Os Estados Unidos têm "monitorado" e ameaçado o Brasil com a suspensão dos benefícios do SGP caso não combata adequadamente a pirataria. Graças aos esforços dos órgãos brasileiros envolvidos no combate à falsificação de produtos, o Governo norte-americano vêm prorrogando sucessivamente os prazos para adoção de medidas mais drásticas e têm suspendido as ameaças de retirar o Brasil do SGP, enquanto estiverem sendo tomadas medidas anti-pirataria.
Este é apenas um exemplo da forte interseção que há, atualmente, entre proteção da propriedade intelectual e as questões comerciais. Por causa disso, cresce a importância do TRIPS como instrumento para fazer valer os direitos daqueles países economicamente mais fracos e com pouco poder de barganha frente aos países mais ricos e desenvolvidos.
O TRIPS acaba de completar dez anos de existência, embora para alguns países ainda esteja em fase de implementação. Muitos aproveitam esse momento para questionar sobre os seus benefícios e sobre o seu futuro.

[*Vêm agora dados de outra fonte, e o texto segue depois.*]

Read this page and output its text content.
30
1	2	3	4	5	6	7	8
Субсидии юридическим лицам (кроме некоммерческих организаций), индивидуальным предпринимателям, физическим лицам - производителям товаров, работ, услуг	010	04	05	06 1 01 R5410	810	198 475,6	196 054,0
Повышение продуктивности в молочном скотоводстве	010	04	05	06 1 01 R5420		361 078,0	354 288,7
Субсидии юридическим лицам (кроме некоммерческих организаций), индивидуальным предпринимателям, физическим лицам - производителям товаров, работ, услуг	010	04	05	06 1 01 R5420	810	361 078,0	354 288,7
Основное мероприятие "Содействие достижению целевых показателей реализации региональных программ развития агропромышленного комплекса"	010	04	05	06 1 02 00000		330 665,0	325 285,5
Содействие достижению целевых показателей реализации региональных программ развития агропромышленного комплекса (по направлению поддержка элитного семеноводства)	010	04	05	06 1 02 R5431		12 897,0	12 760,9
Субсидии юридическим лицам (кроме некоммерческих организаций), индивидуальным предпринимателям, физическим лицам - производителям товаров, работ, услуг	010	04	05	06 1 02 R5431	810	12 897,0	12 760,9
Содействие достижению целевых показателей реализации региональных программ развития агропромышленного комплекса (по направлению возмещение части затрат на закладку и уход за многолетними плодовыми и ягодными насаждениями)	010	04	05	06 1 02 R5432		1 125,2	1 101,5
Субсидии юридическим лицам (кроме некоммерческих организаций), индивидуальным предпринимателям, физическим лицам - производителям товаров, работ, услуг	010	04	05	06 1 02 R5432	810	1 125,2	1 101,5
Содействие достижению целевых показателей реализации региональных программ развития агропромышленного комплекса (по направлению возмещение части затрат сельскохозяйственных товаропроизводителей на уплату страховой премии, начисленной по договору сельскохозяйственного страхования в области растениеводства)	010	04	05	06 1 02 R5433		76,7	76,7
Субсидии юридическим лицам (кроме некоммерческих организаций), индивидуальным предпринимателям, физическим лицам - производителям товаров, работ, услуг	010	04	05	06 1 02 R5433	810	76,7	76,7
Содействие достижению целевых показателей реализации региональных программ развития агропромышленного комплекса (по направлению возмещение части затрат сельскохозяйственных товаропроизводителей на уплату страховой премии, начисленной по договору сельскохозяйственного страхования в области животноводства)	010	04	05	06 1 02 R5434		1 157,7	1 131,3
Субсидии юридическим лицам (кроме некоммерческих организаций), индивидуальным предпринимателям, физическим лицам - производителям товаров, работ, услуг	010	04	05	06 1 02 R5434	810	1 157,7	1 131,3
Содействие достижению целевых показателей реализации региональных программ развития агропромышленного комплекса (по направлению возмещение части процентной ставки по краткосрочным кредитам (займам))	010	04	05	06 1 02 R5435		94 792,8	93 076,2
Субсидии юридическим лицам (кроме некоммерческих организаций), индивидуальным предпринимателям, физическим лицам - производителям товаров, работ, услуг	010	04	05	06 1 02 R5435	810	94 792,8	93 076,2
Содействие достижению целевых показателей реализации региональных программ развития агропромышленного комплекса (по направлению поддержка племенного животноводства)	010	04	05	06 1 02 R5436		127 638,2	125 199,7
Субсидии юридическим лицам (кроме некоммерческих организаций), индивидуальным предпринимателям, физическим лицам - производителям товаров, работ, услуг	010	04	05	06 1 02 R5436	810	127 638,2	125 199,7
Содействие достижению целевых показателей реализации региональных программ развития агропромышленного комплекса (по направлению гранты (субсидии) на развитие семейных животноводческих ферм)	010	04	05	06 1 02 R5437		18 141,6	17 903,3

Não há dúvida de que o TRIPS possibilitou a inserção da propriedade intelectual no sistema multilateral de comércio. Dentre os benefícios, apontados estão: a maior segurança jurídica para as empresas, notadamente as multinacionais, na medida em que podem contar com a proteção de suas marcas e patentes nos demais países; mais investimentos e desenvolvimento econômico, decorrentes dessa segurança jurídica; disponibilização de um mecanismo de solução de disputas, que, mesmo com suas falhas, ainda é preferível a um acordo bilateral, principalmente quando a disputa se dá entre um país desenvolvido e um país subdesenvolvido ou em desenvolvimento.
Por outro lado, embora o TRIPS estabeleça, em seu artigo 66, que "os paises desenvolvidos Membros concederão incentivos a empresas e instituições de seus territórios com o objetivo de promover e estimular a transferência de tecnologia aos países de menor desenvolvimento relativo Membros", pouco tem sido feito nesse sentido. Da mesma forma, a cooperação técnica entre países desenvolvidos e países de menor desenvolvimento, prevista no artigo 67, ainda é incipiente.
O TRIPS prevê, ainda, em seu artigo 7, que a proteção dos direitos de propriedade intelectual deve contribuir para a promoção do bem-estar social econômico, ou seja, promover o desenvolvimento. No entanto, a proteção da propriedade intelectual por si só não promove desenvolvimento. Ela é apenas um componente da complexa engrenagem do desenvolvimento, que exige, entre outros, políticas públicas corretas, investimento em infra-estrutura, incentivos fiscais, etc. Somente combinado com esses outros fatores é que o TRIPS será uma ferramenta para o desenvolvimento e a Rodada de Doha, temporariamente suspensa, poderá fazer jus ao nome que recebeu de "Rodada do Desenvolvimento".